Con Neil Young de fondo, rezo estos días para no rezar. Para ser siempre quien fui y no un satélite artificial alrededor de la órbita del miedo contagiado por el virus y sus tan peligrosas mutaciones informativas. Aunque estamos frente a un reto global de medias verdades e ignominiosas mentiras, en el epicentro de ninguna parte que no sea la esperanza por generación espontánea, la única vacuna disponible por ahora se centra en la responsabilidad individual, en aplicar con firmeza el filtro de la inteligencia, el gran motor de la supervivencia.

Confinados por ley gubernamental y por sensatez innata, solo una mente sana puede liberarnos de una espera que amenaza con dilatarse en el tiempo. Sospechamos o intuímos que los daños humanos y económicos serán considerables y que tendrán mayor impacto, como siempre ocurre con las pandemias, en el eslabón más frágil de la sociedad.

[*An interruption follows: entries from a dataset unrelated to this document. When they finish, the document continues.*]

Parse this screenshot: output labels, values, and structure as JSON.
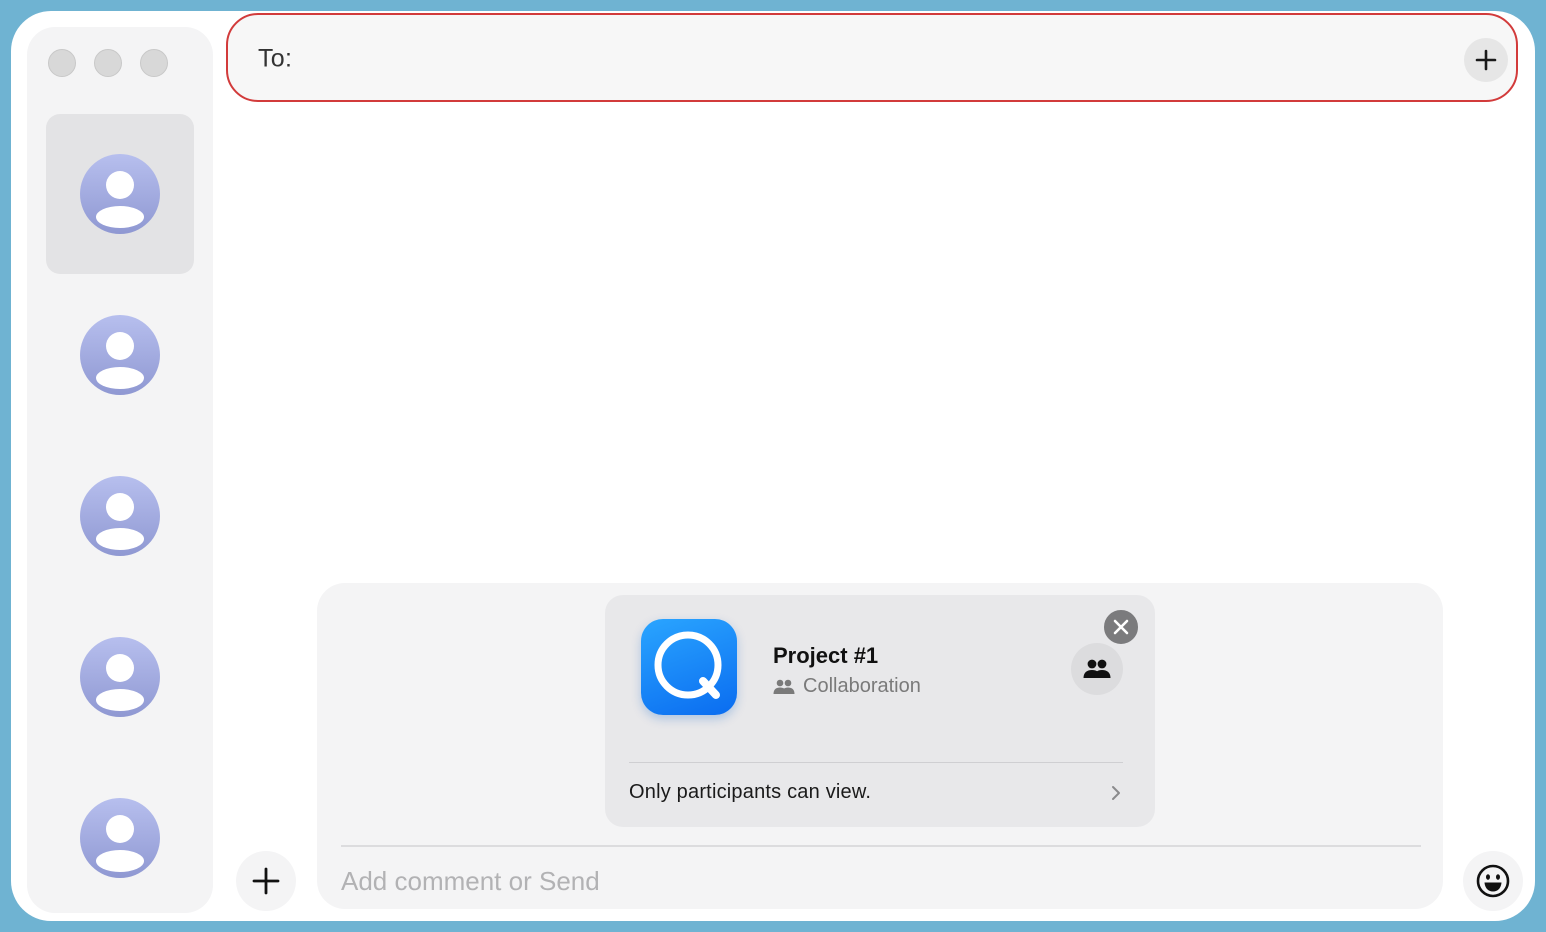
{
  "to_bar": {
    "label": "To:",
    "add_icon": "plus-icon"
  },
  "sidebar": {
    "window_controls": [
      "close",
      "minimize",
      "zoom"
    ],
    "conversations": [
      {
        "avatar": "person-avatar-icon",
        "selected": true
      },
      {
        "avatar": "person-avatar-icon",
        "selected": false
      },
      {
        "avatar": "person-avatar-icon",
        "selected": false
      },
      {
        "avatar": "person-avatar-icon",
        "selected": false
      },
      {
        "avatar": "person-avatar-icon",
        "selected": false
      }
    ]
  },
  "share_card": {
    "title": "Project #1",
    "subtitle": "Collaboration",
    "footer": "Only participants can view.",
    "app_icon": "quick-app-icon",
    "close_icon": "close-icon",
    "collab_icon": "people-icon",
    "chevron_icon": "chevron-right-icon"
  },
  "compose": {
    "placeholder": "Add comment or Send",
    "value": ""
  },
  "colors": {
    "accent_outline": "#d23b3b",
    "app_icon_blue": "#0a6cf0",
    "avatar": "#a3aee0",
    "backdrop": "#6fb3d2"
  }
}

Nada nuevo.

La enfermedad incontrolada por haberla menospreciado nos invita soberbia a una partida de ajedrez sobre el tablero del pánico. Para no caer en un jaque tan elemental, jugamos con la ventaja de saber que nadie ni nada es invencible en el universo. Sigo con Neil Young. Y no, no hay razón para que recemos porque somos los mismos que fuimos. "Quiero vivir y dar, soy un minero en la búsqueda de un corazón de oro (Heart of Gold)".